This article was first published on the Practical Law Arbitration Blog on 1 April 2021, here.
Where a number of disputes arise between the same parties under different contracts or between related contracts and different parties, the courts have a number of procedural and legal mechanisms to ensure that, as much as possible, there is a “one-stop shop” for resolution of all issues at the same time. This is commonly encountered in a shipping context where a single shipment can give rise to disputes under multiple bills of lading or charterparties. However, where one or more of the contracts in a multi-contract scenario contains an arbitration clause, procedural complications can arise.

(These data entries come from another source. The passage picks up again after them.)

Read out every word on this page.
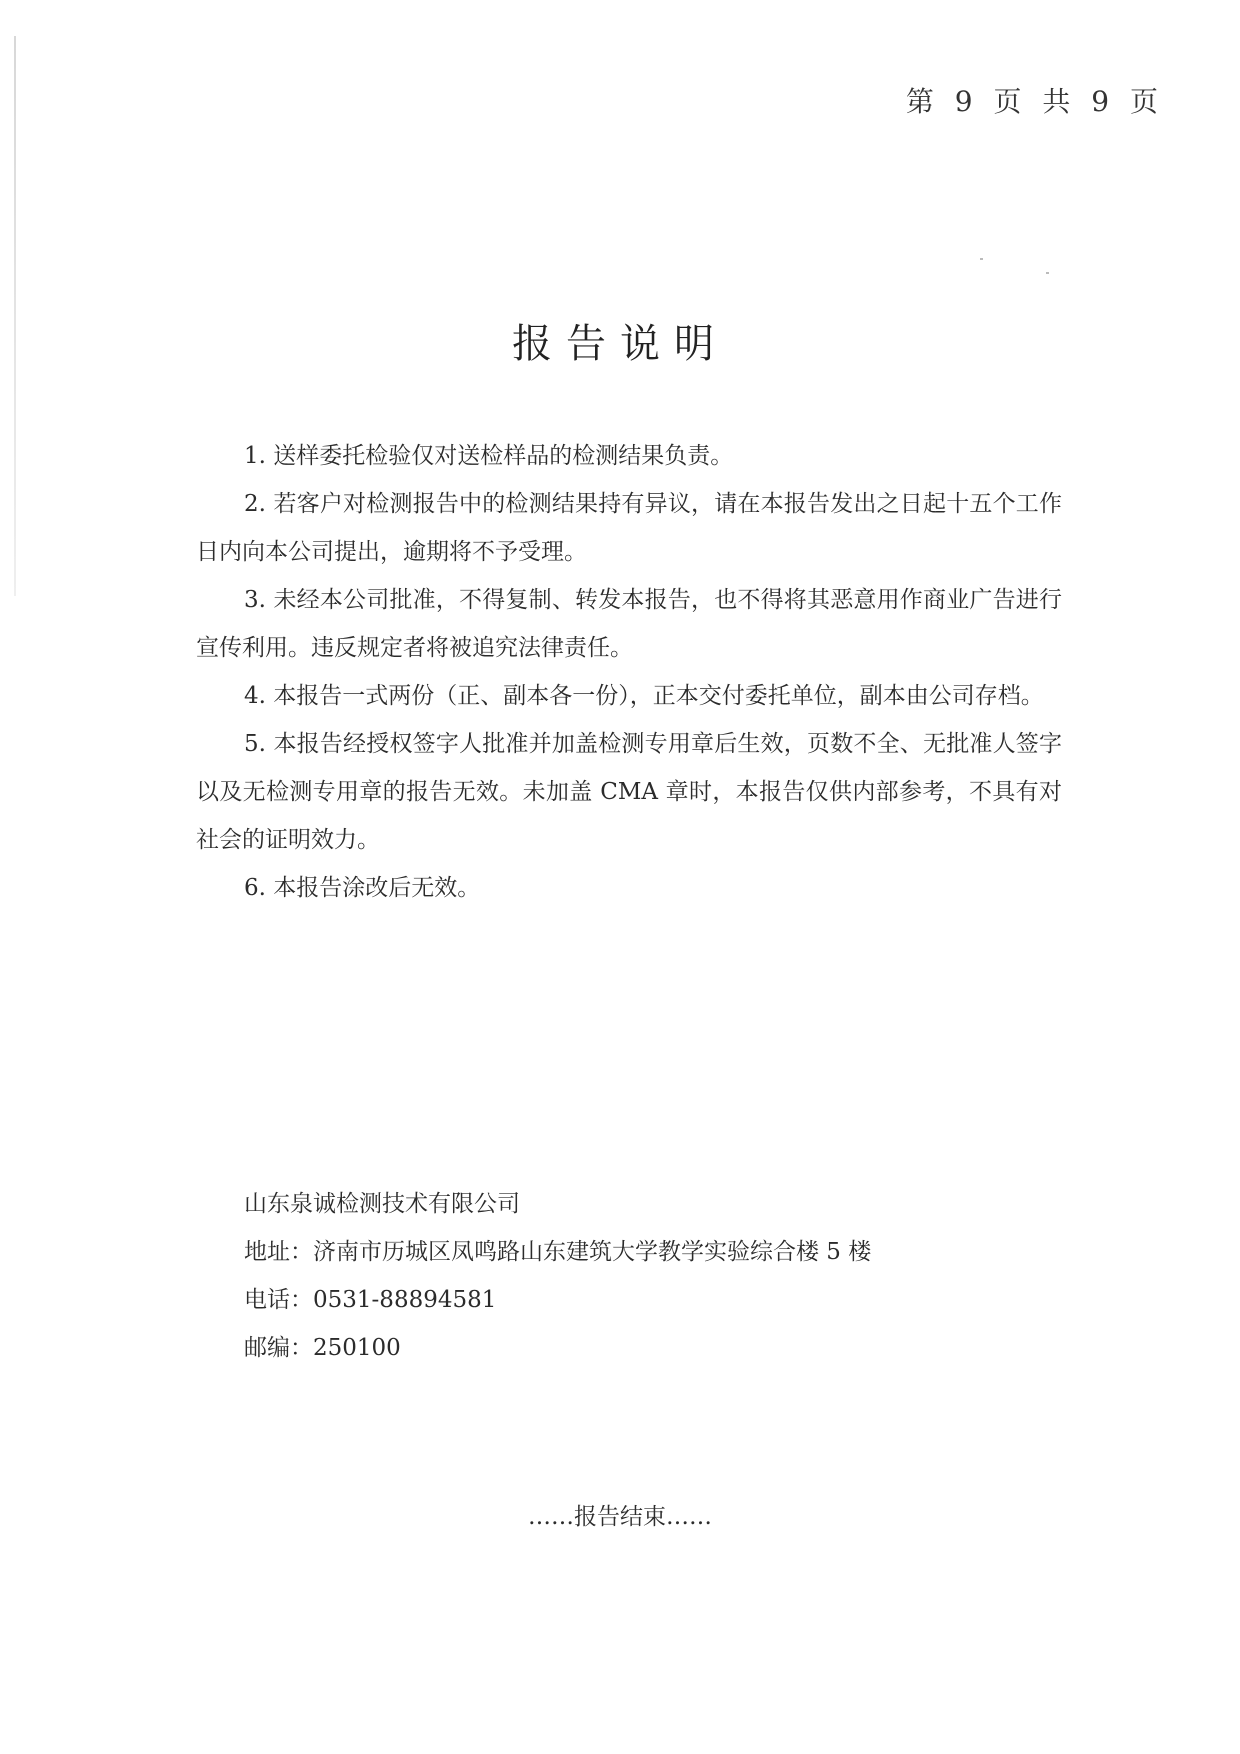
第 9 页 共 9 页
报告说明
1. 送样委托检验仅对送检样品的检测结果负责。
2. 若客户对检测报告中的检测结果持有异议，请在本报告发出之日起十五个工作日内向本公司提出，逾期将不予受理。
3. 未经本公司批准，不得复制、转发本报告，也不得将其恶意用作商业广告进行宣传利用。违反规定者将被追究法律责任。
4. 本报告一式两份（正、副本各一份），正本交付委托单位，副本由公司存档。
5. 本报告经授权签字人批准并加盖检测专用章后生效，页数不全、无批准人签字以及无检测专用章的报告无效。未加盖 CMA 章时，本报告仅供内部参考，不具有对社会的证明效力。
6. 本报告涂改后无效。

山东泉诚检测技术有限公司

地址：济南市历城区凤鸣路山东建筑大学教学实验综合楼 5 楼

电话：0531-88894581

邮编：250100

……报告结束……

It is well-known that each contract containing an arbitration clause is a separate arbitration agreement and therefore, absent the consent of all parties, requires a separate reference (Easybiz Investments v Sinograin (The Biz)). Similarly, one result of the confidentiality of arbitration is that tribunals cannot order consolidated or concurrent hearings without the consent of all parties or express provision in institutional rules (see Oxford Shipping Co Ltd v Nippon Yusen Kaisha (The Eastern Saga) (No.2) at paragraph 379). When it comes to evidence, the starting point is that parties are only entitled to use documents disclosed or generated in an arbitration for the purposes of that arbitration, and cannot disclose what evidence has been given by witnesses in an arbitration (see Michael Wilson & Partners Ltd v Emmott at paragraphs 79 to 81). The potential for delay and duplication of effort (as well as inconsistent decisions) is obvious.

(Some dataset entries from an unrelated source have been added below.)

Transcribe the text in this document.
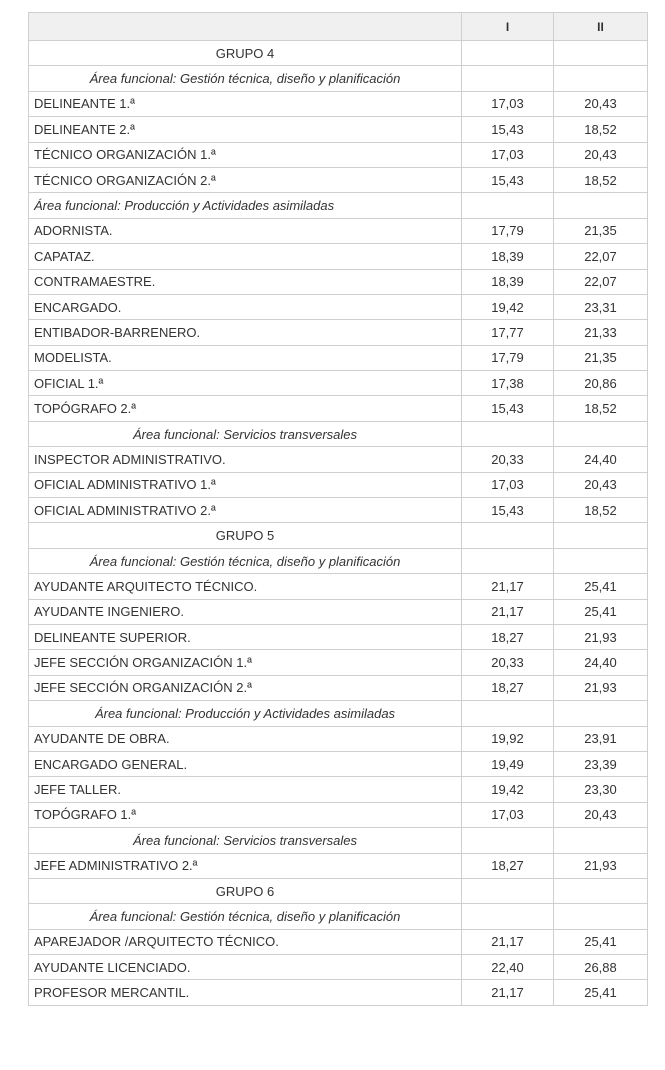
	I	II
GRUPO 4		
Área funcional: Gestión técnica, diseño y planificación		
DELINEANTE 1.ª	17,03	20,43
DELINEANTE 2.ª	15,43	18,52
TÉCNICO ORGANIZACIÓN 1.ª	17,03	20,43
TÉCNICO ORGANIZACIÓN 2.ª	15,43	18,52
Área funcional: Producción y Actividades asimiladas		
ADORNISTA.	17,79	21,35
CAPATAZ.	18,39	22,07
CONTRAMAESTRE.	18,39	22,07
ENCARGADO.	19,42	23,31
ENTIBADOR-BARRENERO.	17,77	21,33
MODELISTA.	17,79	21,35
OFICIAL 1.ª	17,38	20,86
TOPÓGRAFO 2.ª	15,43	18,52
Área funcional: Servicios transversales		
INSPECTOR ADMINISTRATIVO.	20,33	24,40
OFICIAL ADMINISTRATIVO 1.ª	17,03	20,43
OFICIAL ADMINISTRATIVO 2.ª	15,43	18,52
GRUPO 5		
Área funcional: Gestión técnica, diseño y planificación		
AYUDANTE ARQUITECTO TÉCNICO.	21,17	25,41
AYUDANTE INGENIERO.	21,17	25,41
DELINEANTE SUPERIOR.	18,27	21,93
JEFE SECCIÓN ORGANIZACIÓN 1.ª	20,33	24,40
JEFE SECCIÓN ORGANIZACIÓN 2.ª	18,27	21,93
Área funcional: Producción y Actividades asimiladas		
AYUDANTE DE OBRA.	19,92	23,91
ENCARGADO GENERAL.	19,49	23,39
JEFE TALLER.	19,42	23,30
TOPÓGRAFO 1.ª	17,03	20,43
Área funcional: Servicios transversales		
JEFE ADMINISTRATIVO 2.ª	18,27	21,93
GRUPO 6		
Área funcional: Gestión técnica, diseño y planificación		
APAREJADOR /ARQUITECTO TÉCNICO.	21,17	25,41
AYUDANTE LICENCIADO.	22,40	26,88
PROFESOR MERCANTIL.	21,17	25,41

In a multi-contract scenario, the more the parties can co-operate (for example, by agreeing to a particular forum or an ad hoc arbitration for all disputes), the better. One recent case where the court held that the parties had agreed a consolidated ad hoc arbitration pursuant to a Protection & Indemnity Club Letter of Undertaking (LOU) is Lavender Shipmanagement Inc v Ibrahima Sory Affretement Trading SA. In that case, Calver J had to determine whether claims under five different bills of lading required five separate arbitrations using the LMAA Small Claims Procedure to be commenced. The court held that, on construction, the LOU was an agreement to consolidate all claims in respect of the cargo before a single tribunal, albeit constituted in accordance with the arbitration clause incorporated into the various bills. This is therefore a potential route to simplify matters, but the clearer the language the better.

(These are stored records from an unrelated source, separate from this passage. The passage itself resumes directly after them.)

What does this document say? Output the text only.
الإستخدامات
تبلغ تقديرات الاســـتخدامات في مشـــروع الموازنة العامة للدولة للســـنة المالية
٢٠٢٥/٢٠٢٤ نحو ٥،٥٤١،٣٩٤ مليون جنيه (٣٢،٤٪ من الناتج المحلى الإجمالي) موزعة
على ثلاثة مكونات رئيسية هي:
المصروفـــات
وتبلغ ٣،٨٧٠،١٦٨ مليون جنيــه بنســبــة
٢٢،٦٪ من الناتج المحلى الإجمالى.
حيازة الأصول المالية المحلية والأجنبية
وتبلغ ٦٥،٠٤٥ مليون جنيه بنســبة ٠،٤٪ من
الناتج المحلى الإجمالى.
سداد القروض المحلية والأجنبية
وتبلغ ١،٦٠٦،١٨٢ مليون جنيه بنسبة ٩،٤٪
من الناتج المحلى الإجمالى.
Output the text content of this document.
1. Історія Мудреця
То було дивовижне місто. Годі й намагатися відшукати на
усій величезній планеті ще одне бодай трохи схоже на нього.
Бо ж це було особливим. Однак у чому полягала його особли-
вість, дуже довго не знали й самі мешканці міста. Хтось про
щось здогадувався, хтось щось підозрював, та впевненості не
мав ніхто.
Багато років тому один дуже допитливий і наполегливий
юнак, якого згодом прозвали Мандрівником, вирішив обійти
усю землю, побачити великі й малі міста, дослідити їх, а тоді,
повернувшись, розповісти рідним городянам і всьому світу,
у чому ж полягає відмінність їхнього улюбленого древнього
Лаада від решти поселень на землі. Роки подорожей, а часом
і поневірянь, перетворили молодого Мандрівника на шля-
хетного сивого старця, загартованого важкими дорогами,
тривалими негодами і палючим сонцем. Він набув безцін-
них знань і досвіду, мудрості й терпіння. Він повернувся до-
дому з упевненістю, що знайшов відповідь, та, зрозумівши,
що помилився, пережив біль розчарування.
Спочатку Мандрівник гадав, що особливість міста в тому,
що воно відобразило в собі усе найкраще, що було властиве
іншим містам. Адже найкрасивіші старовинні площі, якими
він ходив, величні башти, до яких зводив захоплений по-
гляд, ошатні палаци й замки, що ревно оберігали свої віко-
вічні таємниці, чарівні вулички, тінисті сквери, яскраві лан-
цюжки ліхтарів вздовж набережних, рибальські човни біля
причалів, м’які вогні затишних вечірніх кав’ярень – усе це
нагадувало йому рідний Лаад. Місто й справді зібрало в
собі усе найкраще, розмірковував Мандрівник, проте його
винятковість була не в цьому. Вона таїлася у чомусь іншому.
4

Furthermore, in many references, there are ways to avoid or minimise procedural problems. Some institutional rules, such as the LMAA Terms 2017, provide for related arbitrations to be conducted and heard concurrently with disclosure and evidence served in one arbitration to be admissible in another as appropriate. Such powers can allow parties in the middle of contractual chains to, in effect, drop out where the real issues are between those at the top and the bottom of the chain, leading to significant costs savings.
In terms of disclosure and witness evidence, it is often in the interests of all parties to agree to evidence being disclosed in related proceedings, for example, where claims are being passed up and down contractual chains by way of indemnity. Otherwise, there are exceptions to the confidentiality obligation, in particular, where disclosure is reasonably necessary for the establishment or protection of an arbitrating party’s legal rights (see Ali Shipping Corp v Shipyard Trogir) or where an order requiring disclosure is made in subsequent court proceedings.
During the currency of an arbitration, the tribunal can be asked to determine issues arising as to the scope of the parties’ obligations of confidentiality and whether the “reasonable necessity” test has been met in the case of any particular piece of evidence. Once the arbitration has ended, Flaux J in Westwood Shipping Lines Inc v Universal Schiffahrtsgesellschaft mbH suggests that applications can be made under section 44 of the English Arbitration Act 1996 for liberty to rely upon arbitration materials in other proceedings. Similarly, if the parties to English court proceedings are not the same as the parties to the arbitration, the court may have jurisdiction over the issue of what use can be made of arbitration material in the court proceedings (Sarah Lynette Webb v Lewis Silkin LLP). Otherwise, the better view is that, in an ongoing arbitration, this is an issue for the tribunal to determine.
Another issue is set-off. The respondent to a claim in an arbitration under contract X may have a counterclaim under contract Y that it wishes to set-off. In broad terms, and absent a contractual right of set-off or provision in institutional rules, the tribunal will have no jurisdiction to allow a set-off unless there is what is known as a “transaction set-off”, which requires that the counterclaim is very closely connected to the claim (Ronly Holdings Ltd v JSC Zestafoni). Even then, the availability of a set-off depends on the true construction of the arbitration agreement and relevant institutional rules. The law in this regard is complex and fact-specific.
In the last resort, both the claim and any counterclaim references can be progressed to awards and then an attempt can be made to set-off at the enforcement stage. For instance, the English courts set off mutual debts under enforceable awards to arrive at a “net result” (Glencore Grain Ltd v Agros Trading Co Ltd).